Nehmen wir also zur Veranschaulichung noch einmal unser ach so braves Reitpferd, dass uns der Verkäufer vielleicht noch mit dem ein oder anderen Geschichtlein schmackhaft gemacht hat. Aber man müsse selbstverständlich ein Einsehen dafür haben, dass er die Gewährleistung für seine Anpreisungen nicht übernehmen könne.
Man wisse ja, wie das bei einem Tier so ist und schließlich schaut er doch wirklich so lieb mit seinen treuen Augen, da könne man ganz beruhigt sein. Eh man sich versieht, hat man das Tier auch schon gekauft. Doch wie werd` ich`s wieder los?
Zunächst muss man feststellen, ob der Verkäufer ein Gewerbetreibender oder ein Privatmann ist. Handelt es sich bei diesem nämlich um einen gewerblichen Verkäufer, hat er schon gar nicht die Möglichkeit, die Gewährleistung auszuschließen. Er kann diese lediglich auf ein Jahr reduzieren.
Ein kompletter Ausschluss der Gewährleistung ist nämlich nur noch dem privaten Verkäufer vorbehalten.
Die Gewährleistung bedeutet für den Käufer, dass der Verkäufer für einen Mangel des Tieres oder der Sache einstehen muss. Der Verkäufer haftet also für die vereinbarten bzw. vertraglich vorausgesetzten Eigenschaften. Ist also ein Reitpferd verkauft worden, so ist vertragliche Voraussetzung, dass das Pferd auch geritten werden kann.

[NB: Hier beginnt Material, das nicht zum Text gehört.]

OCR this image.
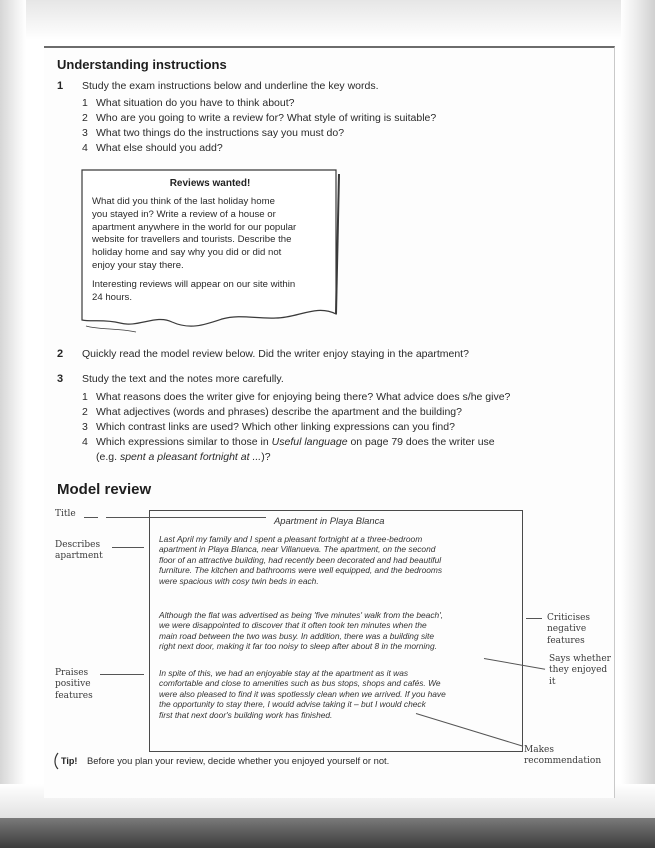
Understanding instructions
1 Study the exam instructions below and underline the key words.
1 What situation do you have to think about?
2 Who are you going to write a review for? What style of writing is suitable?
3 What two things do the instructions say you must do?
4 What else should you add?
Reviews wanted!
What did you think of the last holiday home
you stayed in? Write a review of a house or
apartment anywhere in the world for our popular
website for travellers and tourists. Describe the
holiday home and say why you did or did not
enjoy your stay there.
Interesting reviews will appear on our site within
24 hours.
2 Quickly read the model review below. Did the writer enjoy staying in the apartment?
3 Study the text and the notes more carefully.
1 What reasons does the writer give for enjoying being there? What advice does s/he give?
2 What adjectives (words and phrases) describe the apartment and the building?
3 Which contrast links are used? Which other linking expressions can you find?
4 Which expressions similar to those in Useful language on page 79 does the writer use
(e.g. spent a pleasant fortnight at ...)?
Model review
Apartment in Playa Blanca
Last April my family and I spent a pleasant fortnight at a three-bedroom
apartment in Playa Blanca, near Villanueva. The apartment, on the second
floor of an attractive building, had recently been decorated and had beautiful
furniture. The kitchen and bathrooms were well equipped, and the bedrooms
were spacious with cosy twin beds in each.
Although the flat was advertised as being 'five minutes' walk from the beach',
we were disappointed to discover that it often took ten minutes when the
main road between the two was busy. In addition, there was a building site
right next door, making it far too noisy to sleep after about 8 in the morning.
In spite of this, we had an enjoyable stay at the apartment as it was
comfortable and close to amenities such as bus stops, shops and cafés. We
were also pleased to find it was spotlessly clean when we arrived. If you have
the opportunity to stay there, I would advise taking it – but I would check
first that next door's building work has finished.
Title
Describes
apartment
Praises
positive
features
Criticises
negative
features
Says whether
they enjoyed it
Makes
recommendation
Tip! Before you plan your review, decide whether you enjoyed yourself or not.
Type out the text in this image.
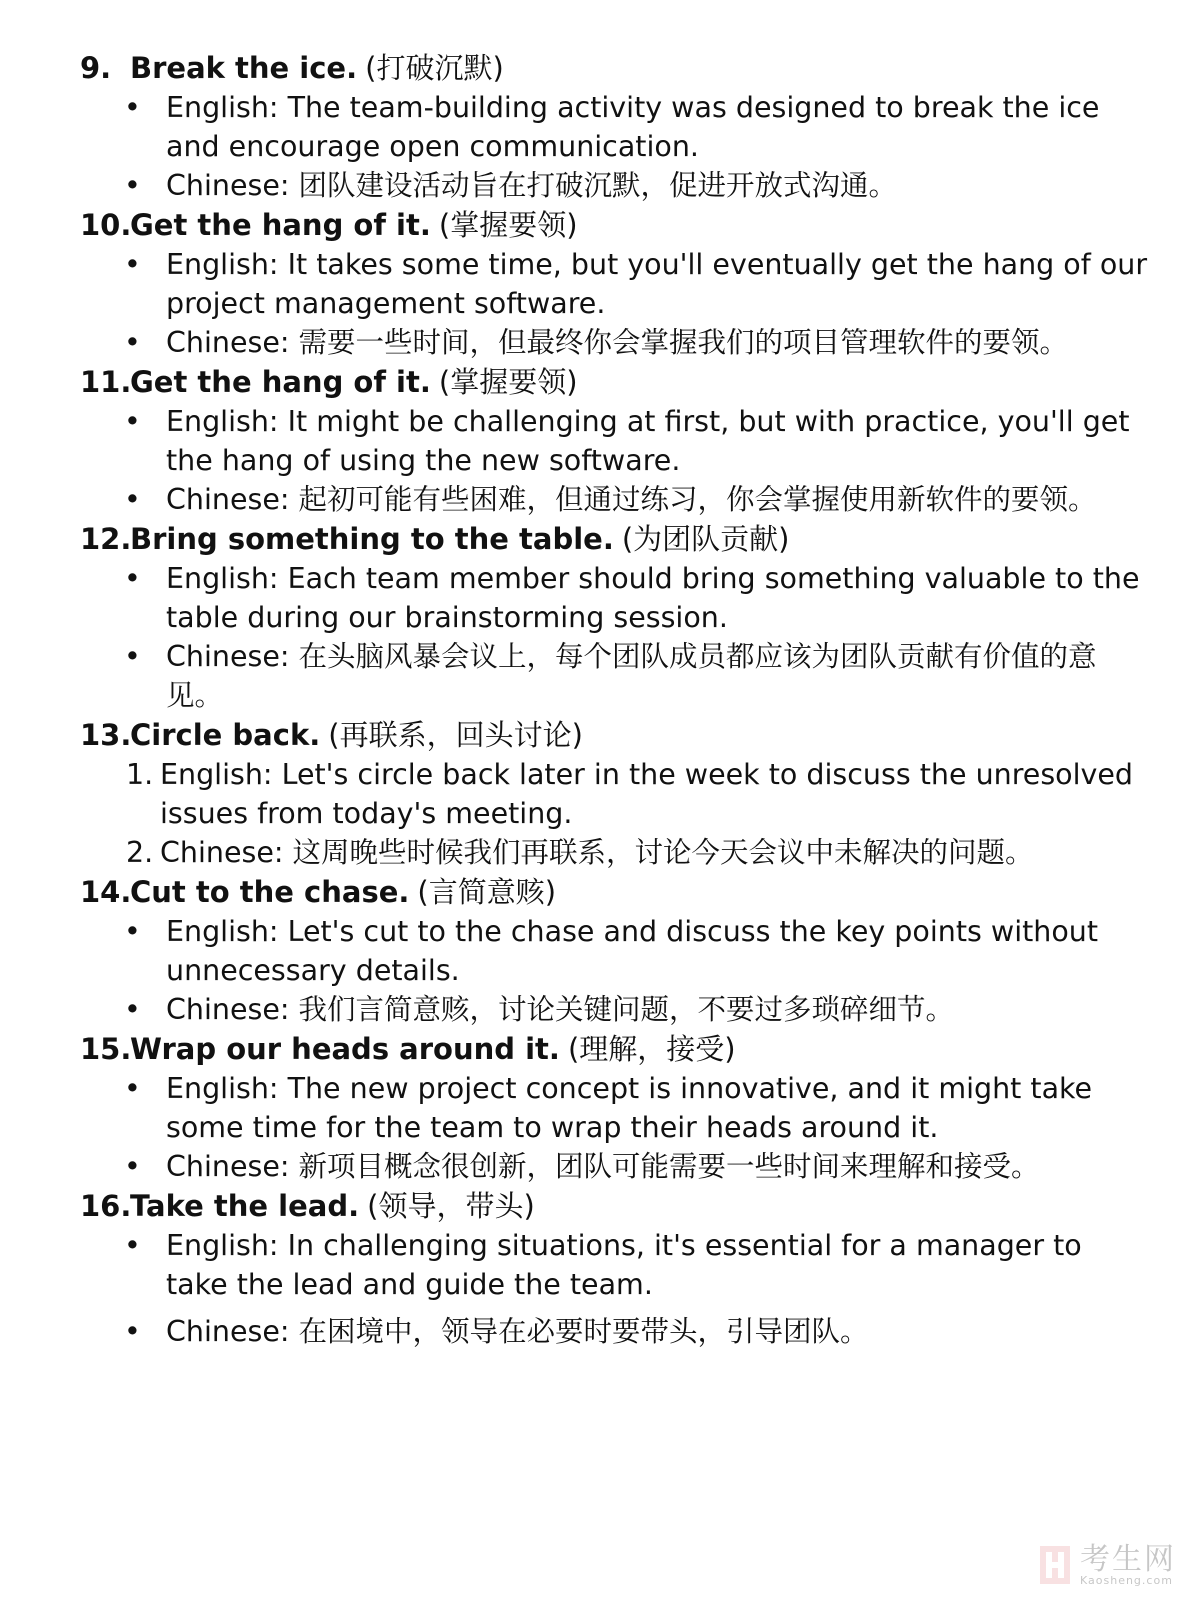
9. Break the ice. (打破沉默)
• English: The team-building activity was designed to break the ice and encourage open communication.
• Chinese: 团队建设活动旨在打破沉默，促进开放式沟通。
10.
Get the hang of it. (掌握要领)
• English: It takes some time, but you'll eventually get the hang of our project management software.
• Chinese: 需要一些时间，但最终你会掌握我们的项目管理软件的要领。
11.
Get the hang of it. (掌握要领)
• English: It might be challenging at first, but with practice, you'll get the hang of using the new software.
• Chinese: 起初可能有些困难，但通过练习，你会掌握使用新软件的要领。
12.
Bring something to the table. (为团队贡献)
• English: Each team member should bring something valuable to the table during our brainstorming session.
• Chinese: 在头脑风暴会议上，每个团队成员都应该为团队贡献有价值的意见。
13.
Circle back. (再联系，回头讨论)
1. English: Let's circle back later in the week to discuss the unresolved issues from today's meeting.
2. Chinese: 这周晚些时候我们再联系，讨论今天会议中未解决的问题。
14.
Cut to the chase. (言简意赅)
• English: Let's cut to the chase and discuss the key points without unnecessary details.
• Chinese: 我们言简意赅，讨论关键问题，不要过多琐碎细节。
15.
Wrap our heads around it. (理解，接受)
• English: The new project concept is innovative, and it might take some time for the team to wrap their heads around it.
• Chinese: 新项目概念很创新，团队可能需要一些时间来理解和接受。
16.
Take the lead. (领导，带头)
• English: In challenging situations, it's essential for a manager to take the lead and guide the team.
• Chinese: 在困境中，领导在必要时要带头，引导团队。
考生网
Kaosheng.com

Auch wenn sich beispielsweise das brave kinderliebe Pferd als bissig erweist, muss der Verkäufer dafür einstehen. Doch wie macht man seinen Anspruch in der Praxis geltend, wird sich so mancher Fragen.
Wenn also die Gewährleistung vom Verkäufer zu tragen ist, sei es, weil er sie nicht ausgeschlossen hat oder weil ihm dies als Gewerbetreibender nicht möglich ist, so ist er – am besten schriftlich – aufzufordern, sogenannte Nacherfüllung zu leisten.
Dies bedeutet, man muss dem Verkäufer die Möglichkeit geben, seiner vertraglichen Verpflichtung innerhalb einer angemessenen Frist, in der Regel 14 Tage, nachzukommen. Der Verkäufer erhält also die Möglichkeit, innerhalb dieser Zeit ein anderes, gleichwertiges Pferd zu liefern.
Wer schon einmal versucht hat, ein gleiches Gebrauchtfahrzeug zu erwerben, kann sich sicherlich vorstellen, dass es in der Praxis für den Verkäufer schwierig sein dürfte, ein optisch gleiches Pferd im gleichen Alter und dann eventuell noch mit der gleichen Abstammung zu besorgen.
Dennoch sollte dem Verkäufer die entsprechende Möglichkeit eingeräumt werden, vielleicht sind es ja Zwillinge mit unterschiedlichem Charakter.
Sobald die Frist abgelaufen und es dem Verkäufer nicht gelungen ist, einen Ersatz zu beschaffen, hat der Käufer die Wahl, ob er den Kaufpreis mindern möchte oder ob er vom Vertrag zurücktreten will. Neben diesen Ansprüchen kann dem Käufer aber auch noch ein Schadenersatz zustehen.
Weigert sich zum Beispiel der Verkäufer das Pferd zurückzunehmen und wird er nach einem Rechtsstreit hierzu verurteilt, hat er sämtliche Kosten, die dem Käufer entstanden sind, als Schadenersatz zusätzlich zu übernehmen.
Hierzu zählen neben der monatlichen Stallmiete und den Futterkosten auch beispielsweise Tierarztkosten, so dass hier hohe Summen auf den Verkäufer zukommen können.
Nach alledem ist festzuhalten, dass der uns lieb gewordene alte Roßtäuscher wohl langsam aussterben wird, was für andere Traditionen, wie zum Beispiel den Roßmarkt, hoffentlich nicht gilt.